CG0909_Security
CG0909_Security
CG0909_Security
CG0909_Security
CG0909_Security

Creating a Safety and Security Culture

Sept. 2, 2009
The Process Manufacturing Industries Are Inherently Dangerous. Accident Still Happen, Plants Blow Up, and People Get Injured
This article was printed in CONTROL's September 2009 edition.
By Walt Boyes, Editor in chief

We know now that despite all the work that many people have done on functional safety and functional security, we are still having accidents, plants are blowing up, and people are being injured and dying.   I admit that part of it—but only a tiny part—is the fact that the process manufacturing industries are inherently dangerous.

Whirling robots and whizzing assembly lines in discrete manufacturing can be dangerous too, but the safety record in those industries is far better than is ours in the process industries.

Why is that?

There are a number of reasons, but the overarching one is that in the process industries we have not yet managed to achieve the creation of functional safety cultures—and we have yet to even begin to create functional security cultures in our plants.

What's a functional safety culture? It is a culture that starts at the top. It must start there. There's an old Yiddish proverb that "a fish stinks from the head down." Executive management must decide, as Dow Chemical's Levi Leathers and his counterpart at DuPont did in the 1960s, that a safe plant was a more profitable plant. This can be proven to be true, if you use the right metrics.

The usual reaction, as I have said before, is to lay off the risk on insurance companies, rather than spend the money on training and best practices. That practice is beginning to become frayed as the cost of manpower goes up, and the need to protect the human intellectual property of the workforce increases. It isn't getting easier to write off human lives as insurable assets.

[pullquote]But even though it is becoming harder to resort to "business as usual" or "that's they way we've always don it," it still hasn't penetrated the halls of power, the insurance companies or Wall Street that companies who protect and nurture their personnel are guaranteed to be more profitable over any reasonably long baseline than companies who treat their people as expendable human resources. Maybe we ought to change the name of the department back to "personnel," so that everybody would know that they are the "department of people."

Once the people at the top get it, they make sure it trickles down to the plant management and line management, and they make sure that the culture is changed and that the plant has functional safety.

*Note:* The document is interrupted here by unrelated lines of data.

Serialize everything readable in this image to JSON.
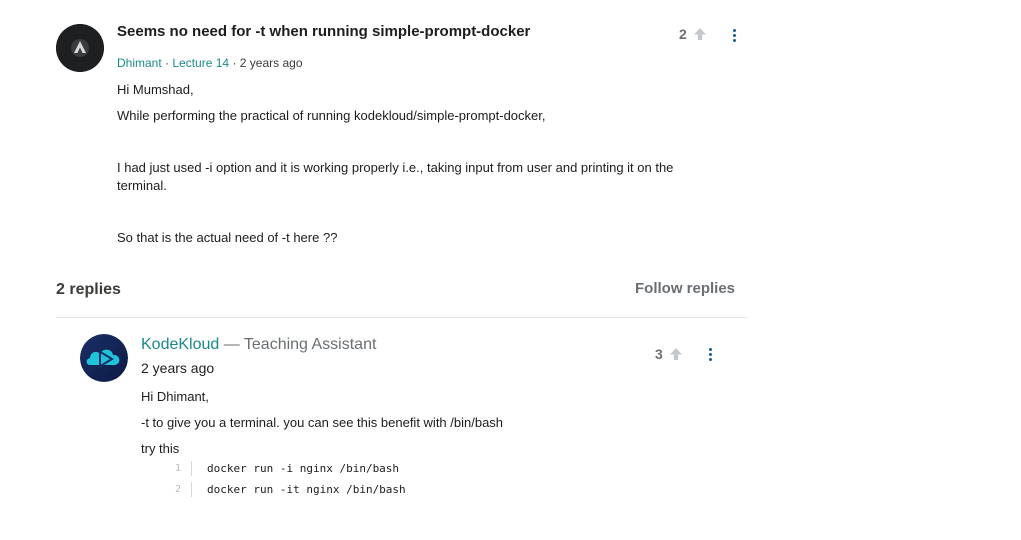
{
  "question": {
    "title": "Seems no need for -t when running simple-prompt-docker",
    "author": "Dhimant",
    "separator1": "·",
    "lecture": "Lecture 14",
    "separator2": "·",
    "time": "2 years ago",
    "upvotes": "2",
    "paragraphs": [
      "Hi Mumshad,",
      "While performing the practical of running kodekloud/simple-prompt-docker,",
      "I had just used -i option and it is working properly i.e., taking input from user and printing it on the terminal.",
      "So that is the actual need of -t here ??"
    ]
  },
  "replies_section": {
    "count_label": "2 replies",
    "follow_label": "Follow replies"
  },
  "reply": {
    "author": "KodeKloud",
    "role": " — Teaching Assistant",
    "time": "2 years ago",
    "upvotes": "3",
    "paragraphs": [
      "Hi Dhimant,",
      "-t to give you a terminal. you can see this benefit with /bin/bash",
      "try this"
    ],
    "code": [
      {
        "line": "1",
        "text": "docker run -i nginx /bin/bash"
      },
      {
        "line": "2",
        "text": "docker run -it nginx /bin/bash"
      }
    ]
  },
  "colors": {
    "link": "#1a8a88",
    "kebab": "#1b5e8c",
    "muted": "#6a6f73"
  },
  "icons": {
    "upvote": "arrow-up-icon",
    "more": "kebab-menu-icon"
  }
}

Functional security will work the same way. Functional safety and security are so similar in organizational structure and in management emphasis that cultures can be created in the process industries that produce safe and secure plants and maintain them as a matter of course.

Will having cultures of functional safety and security in our plants prevent all accidents and all injuries and fatalities? Accidents happen, no matter how hard we try to prevent them, so we probably—in fact surely—will never be able to prevent all of them. But actively and proactively working within a culture of functional safety and security will prevent many of those accidents and mitigate the rest.

Simply trying to prevent lost time incidents and relying on a low incidence of workplace injuries isn't inculcating a culture of functional safety and security either. Workplace safety is allied with, but different from, process safety and security. Not only should people not climb on ladders in unsafe places; they should also not operate processes in unsafe ways.

Interestingly, in the discrete manufacturing industries, the labor unions get the credit for pursuing the safety culture and demanding that managements instill it in all their plants. It may be that the process industries missed something up to now.